FRANCK THILLIEZ
Vol pour Kidney
— Alors cette réponse sur Internet, qui l’a écrite pour toi ?
Moussa Zahran s’était vêtu d’un vieux pantalon de costume et d’une chemise blanche. Il s’était rasé, parfumé, avait huilé puis ramené sa lourde chevelure noire vers l’arrière. Il voulait paraître présentable. Les candidats étaient peut-être nombreux et ce n’était pas tous les jours qu’on pouvait gagner autant d’argent.
— C’est moi, répondit-il timidement.
L’homme lui colla dans les mains une feuille et un crayon.
— Ecris quelque chose.
Moussa tenta vainement d’écrire son nom. Il finit par rendre le stylo et le papier.
— Ecoutez, je ne sais pas comment ça marche, votre truc. Mais un gars m’a abordé dans la rue pendant que je ramassais mes ordures. Il a dit qu’il y avait une annonce dans le journal qui pourrait m’intéresser. Il me l’a lue, il a parlé de tout cet argent. Il a dit qu’il pouvait me mettre en contact avec vous grâce aux ordinateurs. C’est comme ça que ça s’est fait. On m’a dit de venir ici, alors je viens ici. Je suis costaud, j’ai l’habitude de courir, de porter du lourd, je suis vraiment en bonne forme.
Les deux hommes discutaient au fond d’une ruelle étroite, proche du cimetière copte. Il était tard, la circulation s’était tassée dans les artères du Caire.
— Si tu veux qu’on fasse affaire tous les deux, il va falloir être réglo, d’accord ? fit Samâane.
— Je suis réglo.
— Vous vivez à combien, chez toi ?
Moussa expliqua qu’il habitait avec ses deux frères et sa femme, Haniya, sur les toits d’un immeuble. Ses parents étaient morts depuis quelques années déjà. Lui et ses frères collectaient principalement des matières plastiques — surtout des bouteilles de shampoing et de lessive — pour les trier par marque et les revendre à des usines. À trois, ils bossaient dans la puanteur mais amassaient à peu près mille livres [1] Environ 130 euros.
par mois.

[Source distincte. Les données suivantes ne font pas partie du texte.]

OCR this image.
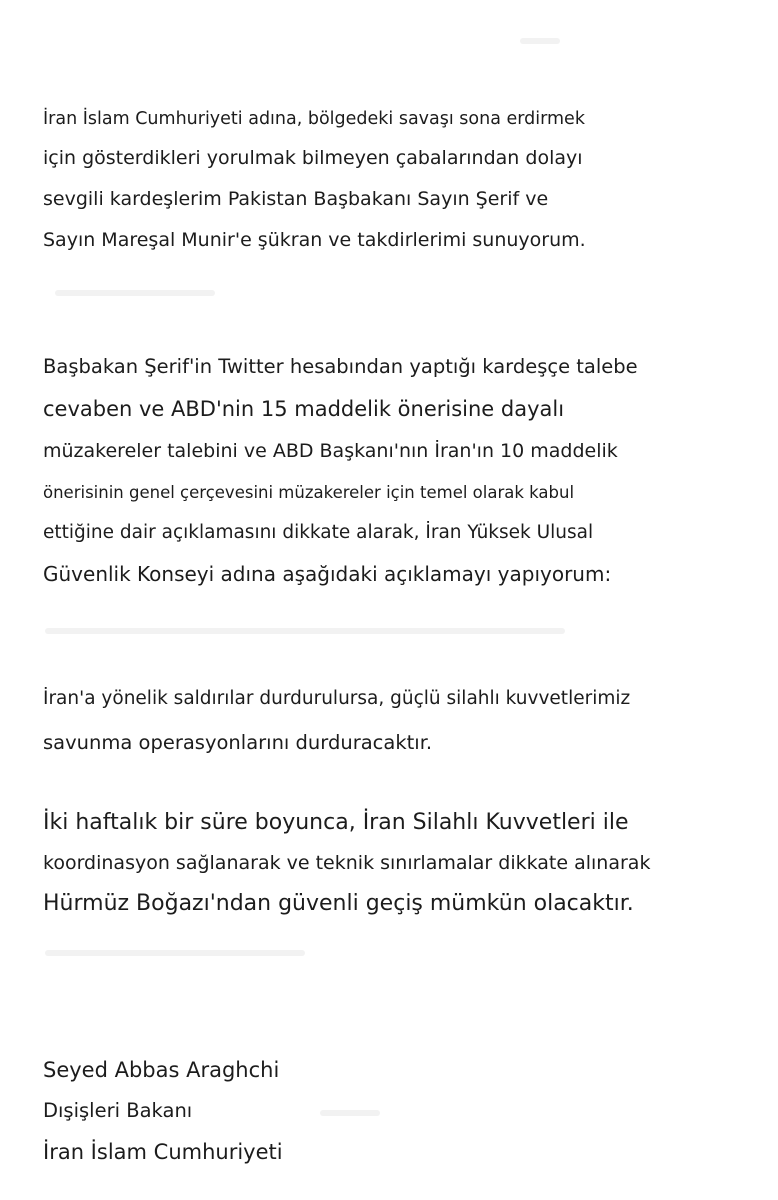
İran İslam Cumhuriyeti adına, bölgedeki savaşı sona erdirmek
için gösterdikleri yorulmak bilmeyen çabalarından dolayı
sevgili kardeşlerim Pakistan Başbakanı Sayın Şerif ve
Sayın Mareşal Munir'e şükran ve takdirlerimi sunuyorum.
Başbakan Şerif'in Twitter hesabından yaptığı kardeşçe talebe
cevaben ve ABD'nin 15 maddelik önerisine dayalı
müzakereler talebini ve ABD Başkanı'nın İran'ın 10 maddelik
önerisinin genel çerçevesini müzakereler için temel olarak kabul
ettiğine dair açıklamasını dikkate alarak, İran Yüksek Ulusal
Güvenlik Konseyi adına aşağıdaki açıklamayı yapıyorum:
İran'a yönelik saldırılar durdurulursa, güçlü silahlı kuvvetlerimiz
savunma operasyonlarını durduracaktır.
İki haftalık bir süre boyunca, İran Silahlı Kuvvetleri ile
koordinasyon sağlanarak ve teknik sınırlamalar dikkate alınarak
Hürmüz Boğazı'ndan güvenli geçiş mümkün olacaktır.
Seyed Abbas Araghchi
Dışişleri Bakanı
İran İslam Cumhuriyeti
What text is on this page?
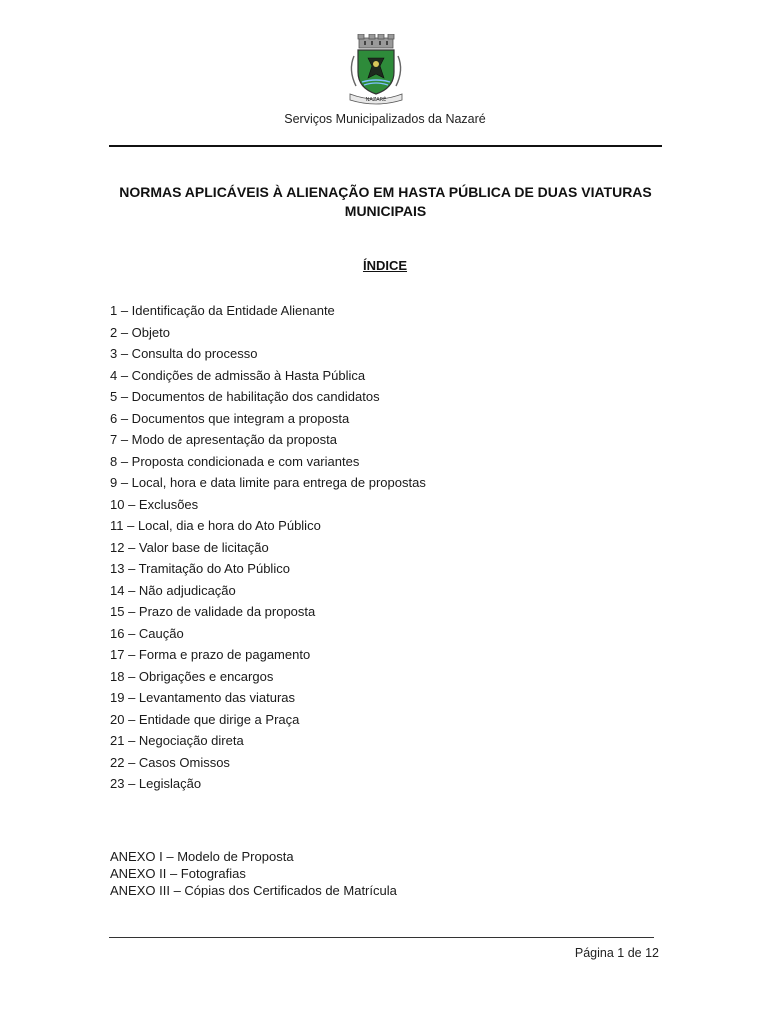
NAZARÉ
Serviços Municipalizados da Nazaré
NORMAS APLICÁVEIS À ALIENAÇÃO EM HASTA PÚBLICA DE DUAS VIATURAS
MUNICIPAIS
ÍNDICE
1 – Identificação da Entidade Alienante
2 – Objeto
3 – Consulta do processo
4 – Condições de admissão à Hasta Pública
5 – Documentos de habilitação dos candidatos
6 – Documentos que integram a proposta
7 – Modo de apresentação da proposta
8 – Proposta condicionada e com variantes
9 – Local, hora e data limite para entrega de propostas
10 – Exclusões
11 – Local, dia e hora do Ato Público
12 – Valor base de licitação
13 – Tramitação do Ato Público
14 – Não adjudicação
15 – Prazo de validade da proposta
16 – Caução
17 – Forma e prazo de pagamento
18 – Obrigações e encargos
19 – Levantamento das viaturas
20 – Entidade que dirige a Praça
21 – Negociação direta
22 – Casos Omissos
23 – Legislação
ANEXO I – Modelo de Proposta
ANEXO II – Fotografias
ANEXO III – Cópias dos Certificados de Matrícula
Página 1 de 12
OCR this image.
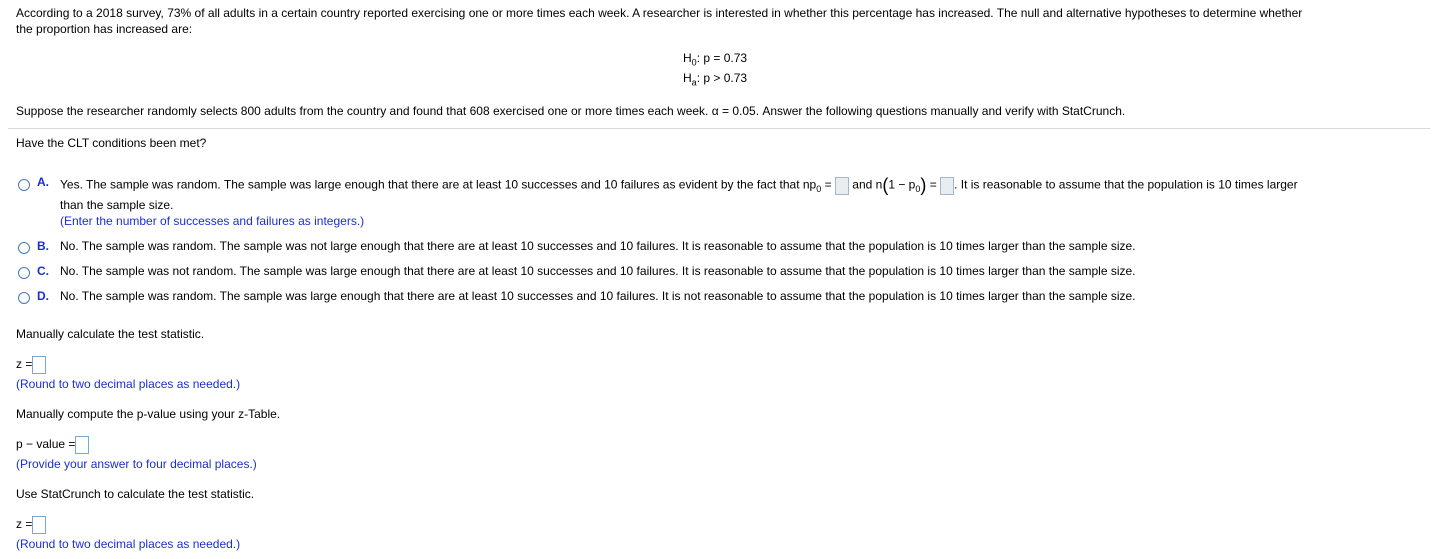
According to a 2018 survey, 73% of all adults in a certain country reported exercising one or more times each week. A researcher is interested in whether this percentage has increased. The null and alternative hypotheses to determine whether
the proportion has increased are:
$H_0$: p = 0.73
$H_a$: p > 0.73
Suppose the researcher randomly selects 800 adults from the country and found that 608 exercised one or more times each week. α = 0.05. Answer the following questions manually and verify with StatCrunch.
Have the CLT conditions been met?
A. Yes. The sample was random. The sample was large enough that there are at least 10 successes and 10 failures as evident by the fact that $np_0$ = and $n(1 - p_0)$ = . It is reasonable to assume that the population is 10 times larger
than the sample size.
(Enter the number of successes and failures as integers.)
B. No. The sample was random. The sample was not large enough that there are at least 10 successes and 10 failures. It is reasonable to assume that the population is 10 times larger than the sample size.
C. No. The sample was not random. The sample was large enough that there are at least 10 successes and 10 failures. It is reasonable to assume that the population is 10 times larger than the sample size.
D. No. The sample was random. The sample was large enough that there are at least 10 successes and 10 failures. It is not reasonable to assume that the population is 10 times larger than the sample size.
Manually calculate the test statistic.
z =
(Round to two decimal places as needed.)
Manually compute the p-value using your z-Table.
p − value =
(Provide your answer to four decimal places.)
Use StatCrunch to calculate the test statistic.
z =
(Round to two decimal places as needed.)
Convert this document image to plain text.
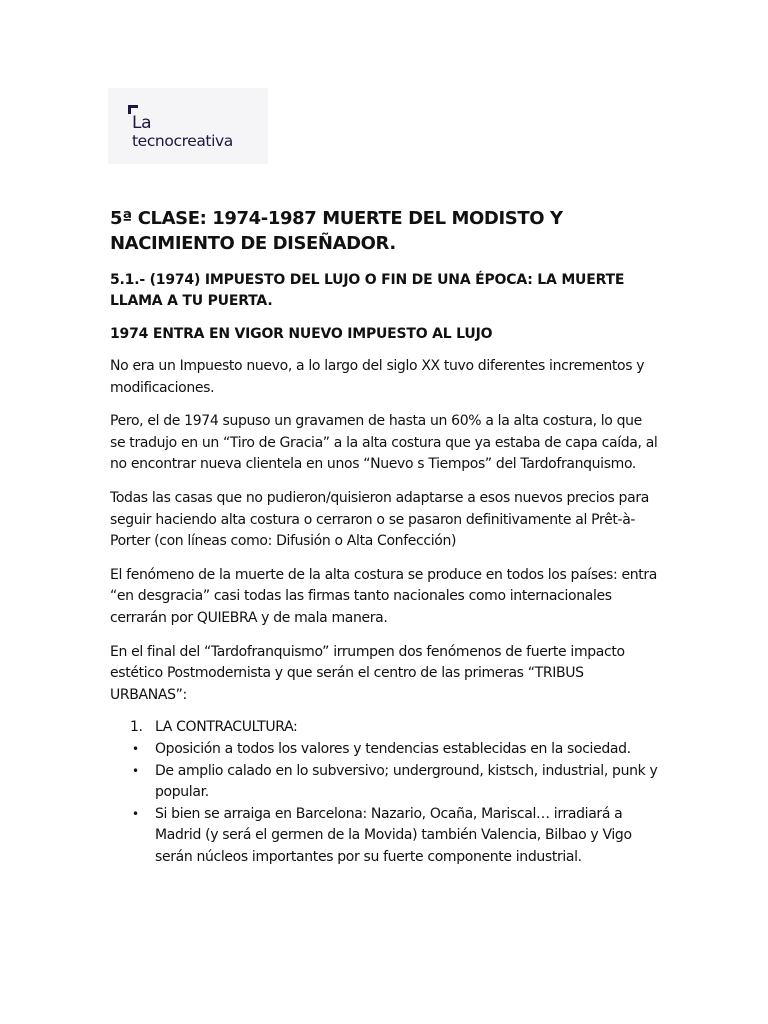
La
tecnocreativa
5ª CLASE: 1974-1987 MUERTE DEL MODISTO Y NACIMIENTO DE DISEÑADOR.
5.1.- (1974) IMPUESTO DEL LUJO O FIN DE UNA ÉPOCA: LA MUERTE LLAMA A TU PUERTA.
1974 ENTRA EN VIGOR NUEVO IMPUESTO AL LUJO

No era un Impuesto nuevo, a lo largo del siglo XX tuvo diferentes incrementos y modificaciones.

Pero, el de 1974 supuso un gravamen de hasta un 60% a la alta costura, lo que se tradujo en un “Tiro de Gracia” a la alta costura que ya estaba de capa caída, al no encontrar nueva clientela en unos “Nuevo s Tiempos” del Tardofranquismo.

Todas las casas que no pudieron/quisieron adaptarse a esos nuevos precios para seguir haciendo alta costura o cerraron o se pasaron definitivamente al Prêt-à-Porter (con líneas como: Difusión o Alta Confección)

El fenómeno de la muerte de la alta costura se produce en todos los países: entra “en desgracia” casi todas las firmas tanto nacionales como internacionales cerrarán por QUIEBRA y de mala manera.

En el final del “Tardofranquismo” irrumpen dos fenómenos de fuerte impacto estético Postmodernista y que serán el centro de las primeras “TRIBUS URBANAS”:

1. LA CONTRACULTURA:
• Oposición a todos los valores y tendencias establecidas en la sociedad.
• De amplio calado en lo subversivo; underground, kistsch, industrial, punk y popular.
• Si bien se arraiga en Barcelona: Nazario, Ocaña, Mariscal… irradiará a Madrid (y será el germen de la Movida) también Valencia, Bilbao y Vigo serán núcleos importantes por su fuerte componente industrial.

De quoi survivre dans une petite cabane aménagée.
— Maintenant, je t’explique qui je suis, Samâane. Je suis ta chance. Je vais m’occuper de toi et te donner tout cet argent. Tu sais combien tu vas en gagner ?
— Trente-cinq mille livres [2] Environ 4 500 euros.
. Il paraît que c’était écrit dans le journal.
— Trente-cinq mille, oui, c’est bien.
— C’est énormément d’argent.
— En effet. Qu’est-ce que tu vas en faire ?
Moussa renifla et se moucha dans un vieux mouchoir. L’endroit était crasseux. Un chat miaulait dans un coin.
— Ma femme est malade. Le médecin a parlé d’un truc mauvais à la tête. L’argent, c’est pour son opération. Pour qu’elle vive.
— Combien coûte l’opération ?
— Vingt mille livres. J’en ai besoin. Sans ça, elle est morte, vous comprenez ?
— Ce que tu vas faire, c’est pour une bonne cause, Moussa.
Moussa compta sur ses doigts. Il avait déjà fait ce calcul plus tôt dans la journée, mais il avait oublié.
— Et en plus, il me restera quinze mille livres.
Samâane sourit puis lui palpa les épaules, les bras, le chahuta un peu.
— T’as quel âge ?
— Vingt-neuf ans.
— Parfait. Ce dont on discute, toi et moi, tu ne devras en parler à personne, pas même à tes proches, d’accord ? Ce n’est pas le genre de chose qu’on ébruite.
— C’est promis. Je veux l’argent, y’a que ça qui compte pour moi.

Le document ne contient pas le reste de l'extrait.